Whether or not we can manage to have more legally binding measures from Brussels is challenging for two reasons. First, biodiversity is politically on a lower level than climate, so there’s less of an appetite of member states to give more power to Brussels on that issue. Plus, there is always the battle between member states and the European level. Biodiversity is, to a large extent, linked to political decisions on what you do with land-use – spatial policy, so to say. When you talk about climate, you talk about emissions from industry or the energy system. For biodiversity, when you look at measures aside from agriculture, you very quickly start talking about spatial planning. And that comes down to national competence, so it’s less high on the EU political agenda.

As a new global post-2020 framework for biodiversity is developed, how can this strategy influence other parts of the world?

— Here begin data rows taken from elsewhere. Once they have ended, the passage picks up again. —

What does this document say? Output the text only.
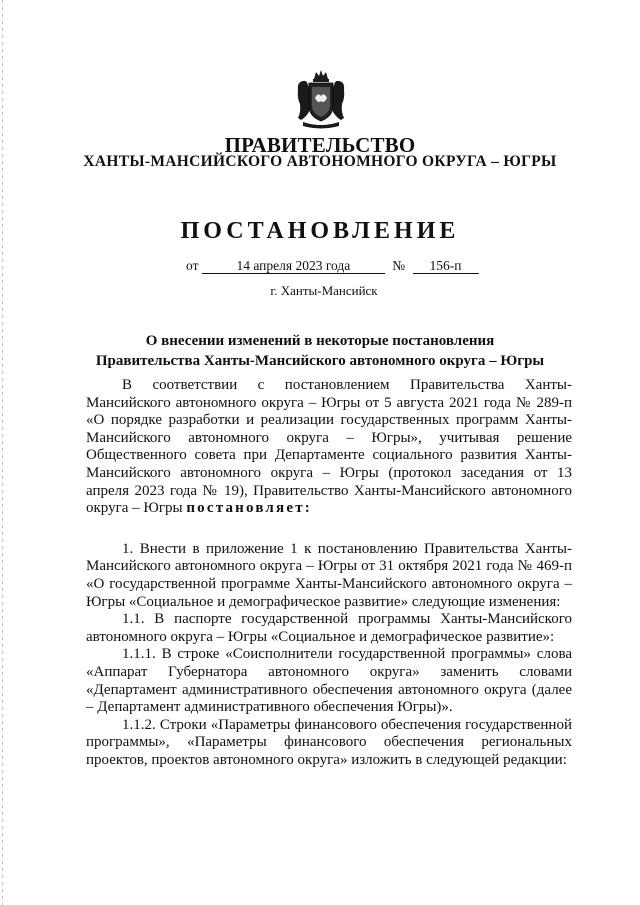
ПРАВИТЕЛЬСТВО
ХАНТЫ-МАНСИЙСКОГО АВТОНОМНОГО ОКРУГА – ЮГРЫ
ПОСТАНОВЛЕНИЕ
от	14 апреля 2023 года	№ 156-п
г. Ханты-Мансийск
О внесении изменений в некоторые постановления
Правительства Ханты-Мансийского автономного округа – Югры

В соответствии с постановлением Правительства Ханты-Мансийского автономного округа – Югры от 5 августа 2021 года № 289-п «О порядке разработки и реализации государственных программ Ханты-Мансийского автономного округа – Югры», учитывая решение Общественного совета при Департаменте социального развития Ханты-Мансийского автономного округа – Югры (протокол заседания от 13 апреля 2023 года № 19), Правительство Ханты-Мансийского автономного округа – Югры постановляет:

1. Внести в приложение 1 к постановлению Правительства Ханты-Мансийского автономного округа – Югры от 31 октября 2021 года № 469-п «О государственной программе Ханты-Мансийского автономного округа – Югры «Социальное и демографическое развитие» следующие изменения:

1.1. В паспорте государственной программы Ханты-Мансийского автономного округа – Югры «Социальное и демографическое развитие»:

1.1.1. В строке «Соисполнители государственной программы» слова «Аппарат Губернатора автономного округа» заменить словами «Департамент административного обеспечения автономного округа (далее – Департамент административного обеспечения Югры)».

1.1.2. Строки «Параметры финансового обеспечения государственной программы», «Параметры финансового обеспечения региональных проектов, проектов автономного округа» изложить в следующей редакции:
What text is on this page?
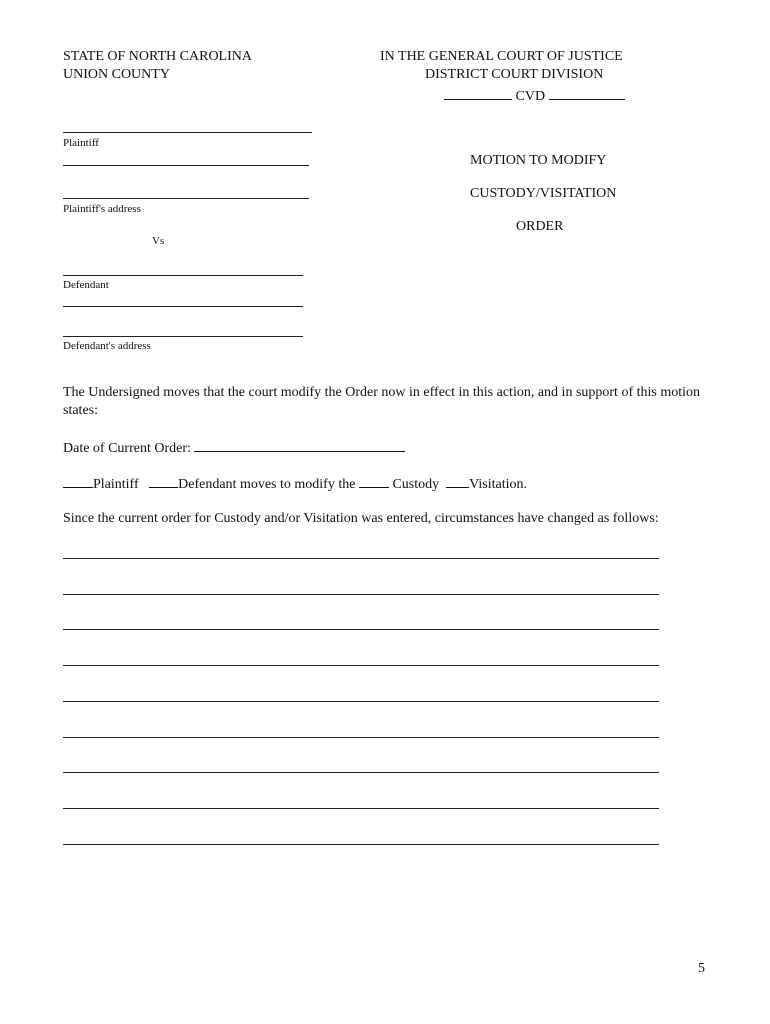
STATE OF NORTH CAROLINA
UNION COUNTY
IN THE GENERAL COURT OF JUSTICE
DISTRICT COURT DIVISION
CVD
Plaintiff
Plaintiff's address
Vs
Defendant
Defendant's address
MOTION TO MODIFY
CUSTODY/VISITATION
ORDER
The Undersigned moves that the court modify the Order now in effect in this action, and in support of this motion states:
Date of Current Order:
Plaintiff	Defendant moves to modify the	Custody Visitation.
Since the current order for Custody and/or Visitation was entered, circumstances have changed as follows:
5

I think everyone is wondering how we can have a Paris moment for biodiversity, because that’s what we need. And it’s a nice slogan, but what does it mean? One of the crucial elements of Paris was the political priority. There was high pressure and political willingness to do something. But it was also that there were more examples of bigger economies delivering on climate mitigation and, at the same time, economic development. For politicians, that’s still the big fear: is biodiversity at the cost of our economic system?

So what you need are good examples, showing that a country with an adult economy is also improving on biodiversity, and that biodiversity goes hand-in-hand with delivering economic prospects. Without good examples, it remains a theory.

Therefore, if we as Europe do not show that we are serious and willing to really look critically at our own system and change things in order to improve biodiversity, it’s going to be very difficult to make a success of the [CBD] summit. Others will say that we talked about it but didn’t deliver on it ourselves, weren’t willing to change. I think that was part of Paris’s success – European countries were changing already for climates. And for that, this biodiversity strategy is so important. It’s practice what you preach, basically.